When fitting packing joints to the exhaust flange make certain that the hole in the washer is the full bore of the port. Before entering an event, remove and empty the tank, washing out both compartments with petrol. Refill with oil, which ' must be passed through gauze, and petrol strained through a chamois leather.
Nothing is more galling than to have all one's careful preparations set at naught, by a piece of dirt in the fuel supply.
Near-side view of "en-bloc" motor-transmission group. Gearbox with side cutaway to show gear-set assembly.
Which Jet to Use.
The best jet to use is No. 70, but as jets bearing the same number vary slightly in length and discharge, try half a dozen No. 70 jets, adopting the one that gives the best results. Scrap the anti-blow-back cowl on the air intake, and fit, a trumpet-shaped extension about 4 ins. long. Be careful to ascertain that the internal surface of the joint between this and the carburetter is dead smooth and presents no alteration in diameter.
Use the standard magneto timing for hill-climbs, but for pure speed work on the level one tooth advance will give another mile or so an hour. Set the points to open very slightly, and fit two springs to the contact breaker.
For the actual event “K.L.G." plugs, type F 12, are the: most suitable, but do not drive to the venue on them or they will oil up. For ordinary road use there is nothing to compare with K.L.G. plugs, type G2.
As regards oil for speed work, Speedwell White Ideal or Wakefield Castrol R are the best.
Scrap the entire exhaust valve lifter assembly, and instead fit a magneto cut-out.
Balance Your Wheels.
Do not forget to see that the road wheel bearings are properly adjusted and locked, and also that the wheels spin freely. Correctly balance the road wheels by weighting the rim with a mass equal in weight to the heaviest part of the rim, so that the wheels, when set spinning, will come to vest at any point without oscillating.
Grease the leaves of the frame springs, and bind tightly with whip cord.
Fit a saddle lower than standard, such as Brooks B225.
See that the chain is in good condition, clean, well lubricated, and at the right tension.
If competing in a hill-climb adopt the following procedure: Get the engine thoroughly warmed up and bring your machine to the starting line. About five seconds before the word "Go," engage your bottom gear, keeping the machine stationary with the engine running gently by holding the clutch lever.
When the starter counts “three, two, one, go,” at the word three slam the throttle wide open. As he says "go," release the clutch lever completely letting the clutch fly in. The machine will plunge all over the road for few yards, therefore keep your feet dangling ready to give a dig one side or the other while you fight with the machine to get it straight.

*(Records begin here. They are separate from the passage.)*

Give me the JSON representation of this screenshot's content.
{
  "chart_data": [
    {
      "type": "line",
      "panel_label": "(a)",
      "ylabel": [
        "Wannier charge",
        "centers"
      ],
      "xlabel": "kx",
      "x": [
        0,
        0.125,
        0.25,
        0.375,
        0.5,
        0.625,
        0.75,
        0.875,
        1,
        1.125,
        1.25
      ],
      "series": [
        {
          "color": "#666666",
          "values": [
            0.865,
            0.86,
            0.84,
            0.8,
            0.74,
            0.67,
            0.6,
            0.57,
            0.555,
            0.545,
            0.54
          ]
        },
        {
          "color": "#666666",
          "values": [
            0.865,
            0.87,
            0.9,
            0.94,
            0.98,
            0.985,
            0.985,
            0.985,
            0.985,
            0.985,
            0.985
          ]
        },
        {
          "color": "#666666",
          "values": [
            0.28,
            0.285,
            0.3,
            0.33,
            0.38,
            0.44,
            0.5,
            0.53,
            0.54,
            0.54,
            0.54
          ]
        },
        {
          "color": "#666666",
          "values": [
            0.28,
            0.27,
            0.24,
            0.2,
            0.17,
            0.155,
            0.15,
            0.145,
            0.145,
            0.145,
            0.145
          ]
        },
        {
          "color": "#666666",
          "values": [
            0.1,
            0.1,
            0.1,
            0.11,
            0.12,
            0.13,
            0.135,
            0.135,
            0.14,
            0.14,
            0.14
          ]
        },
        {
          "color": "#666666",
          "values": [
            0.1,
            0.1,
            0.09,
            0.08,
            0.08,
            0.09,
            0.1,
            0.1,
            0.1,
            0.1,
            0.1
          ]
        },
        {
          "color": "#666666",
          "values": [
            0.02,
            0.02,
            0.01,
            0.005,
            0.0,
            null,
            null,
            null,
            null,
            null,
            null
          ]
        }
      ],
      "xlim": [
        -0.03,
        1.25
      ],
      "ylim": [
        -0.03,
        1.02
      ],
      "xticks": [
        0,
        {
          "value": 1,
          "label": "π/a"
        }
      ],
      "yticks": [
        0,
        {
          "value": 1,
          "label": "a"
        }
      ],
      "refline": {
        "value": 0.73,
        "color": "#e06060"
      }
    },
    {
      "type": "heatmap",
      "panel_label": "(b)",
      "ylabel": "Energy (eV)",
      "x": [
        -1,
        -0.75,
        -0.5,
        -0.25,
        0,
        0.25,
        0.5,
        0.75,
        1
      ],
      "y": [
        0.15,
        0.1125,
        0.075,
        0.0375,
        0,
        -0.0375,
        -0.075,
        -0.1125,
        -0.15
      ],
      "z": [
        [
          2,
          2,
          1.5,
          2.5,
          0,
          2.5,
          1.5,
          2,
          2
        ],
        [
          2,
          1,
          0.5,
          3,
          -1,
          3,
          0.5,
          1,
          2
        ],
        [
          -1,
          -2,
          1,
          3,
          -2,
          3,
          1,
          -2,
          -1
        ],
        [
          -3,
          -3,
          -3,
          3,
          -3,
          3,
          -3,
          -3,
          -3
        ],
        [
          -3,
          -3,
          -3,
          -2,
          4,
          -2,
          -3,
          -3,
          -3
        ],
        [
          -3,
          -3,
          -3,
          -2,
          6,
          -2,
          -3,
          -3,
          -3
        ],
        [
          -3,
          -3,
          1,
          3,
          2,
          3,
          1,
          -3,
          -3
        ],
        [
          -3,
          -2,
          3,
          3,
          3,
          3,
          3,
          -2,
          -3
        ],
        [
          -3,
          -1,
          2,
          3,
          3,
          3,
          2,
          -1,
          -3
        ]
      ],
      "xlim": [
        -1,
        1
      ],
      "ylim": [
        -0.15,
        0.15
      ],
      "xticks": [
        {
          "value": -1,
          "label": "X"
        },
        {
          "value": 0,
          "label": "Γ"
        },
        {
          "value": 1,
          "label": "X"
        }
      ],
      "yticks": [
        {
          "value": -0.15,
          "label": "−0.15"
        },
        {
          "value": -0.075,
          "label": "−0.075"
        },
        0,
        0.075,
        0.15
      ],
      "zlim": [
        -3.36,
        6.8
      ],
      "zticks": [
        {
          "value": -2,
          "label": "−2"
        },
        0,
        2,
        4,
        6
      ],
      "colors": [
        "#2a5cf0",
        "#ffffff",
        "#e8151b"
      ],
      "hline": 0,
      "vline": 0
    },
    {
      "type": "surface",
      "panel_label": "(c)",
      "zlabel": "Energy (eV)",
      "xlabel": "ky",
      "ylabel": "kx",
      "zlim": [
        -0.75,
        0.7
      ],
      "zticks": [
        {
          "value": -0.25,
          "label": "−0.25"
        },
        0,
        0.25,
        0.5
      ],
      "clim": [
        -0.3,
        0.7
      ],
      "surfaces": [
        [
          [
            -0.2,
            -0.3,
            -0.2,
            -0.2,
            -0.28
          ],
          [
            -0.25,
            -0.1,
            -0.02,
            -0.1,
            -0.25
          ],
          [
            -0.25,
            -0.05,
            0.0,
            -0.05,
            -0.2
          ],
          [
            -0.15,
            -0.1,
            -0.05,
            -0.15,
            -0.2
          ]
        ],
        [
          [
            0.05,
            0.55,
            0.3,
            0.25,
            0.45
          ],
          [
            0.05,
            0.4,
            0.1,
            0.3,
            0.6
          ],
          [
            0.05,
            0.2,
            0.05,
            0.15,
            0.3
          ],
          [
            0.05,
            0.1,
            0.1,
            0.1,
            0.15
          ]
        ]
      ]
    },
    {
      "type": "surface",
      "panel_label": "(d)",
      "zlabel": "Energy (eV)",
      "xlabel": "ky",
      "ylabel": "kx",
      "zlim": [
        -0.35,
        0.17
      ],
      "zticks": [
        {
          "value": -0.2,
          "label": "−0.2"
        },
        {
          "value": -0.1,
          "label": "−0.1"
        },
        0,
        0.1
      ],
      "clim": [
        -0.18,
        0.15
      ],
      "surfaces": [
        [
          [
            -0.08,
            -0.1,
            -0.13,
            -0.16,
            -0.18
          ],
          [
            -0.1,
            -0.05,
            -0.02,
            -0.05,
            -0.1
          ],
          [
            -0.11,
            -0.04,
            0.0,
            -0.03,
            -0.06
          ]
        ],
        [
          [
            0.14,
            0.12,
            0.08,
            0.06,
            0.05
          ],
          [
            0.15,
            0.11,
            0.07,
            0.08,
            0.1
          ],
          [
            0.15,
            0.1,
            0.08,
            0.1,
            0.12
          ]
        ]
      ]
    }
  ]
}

Then, pick up your feet and, when engine is revving all out on bottom speed, slip the clutch and Snick the gear lever into second. Third and fourth speeds are engaged in a similar manner, the change not being made until the engine is really screaming on the particular gear in use. The throttle is not touched from start to finish, being left wide open until the finishing line is crossed. When changing gear in a hill climb, not more than half a second should elapse when changing up from the moment the clutch is slipped until it is fully home on the next gear.
Do not attempt the start with the engine howling by dropping the clutch lever until you have practised it in private, or you will find yourself in the ditch.
When descending the hill between classes do so with the gear lever in neutral, and the engine stationary, or you will promptly oil up your F12s.
Before concluding do not drill holes in the pistons, but you may leave off the middle piston ring. In fact, for speed work it is better to do so. In following out the tuning hints given, exercise the greatest care. Do not attempt it at all unless you know what you are about.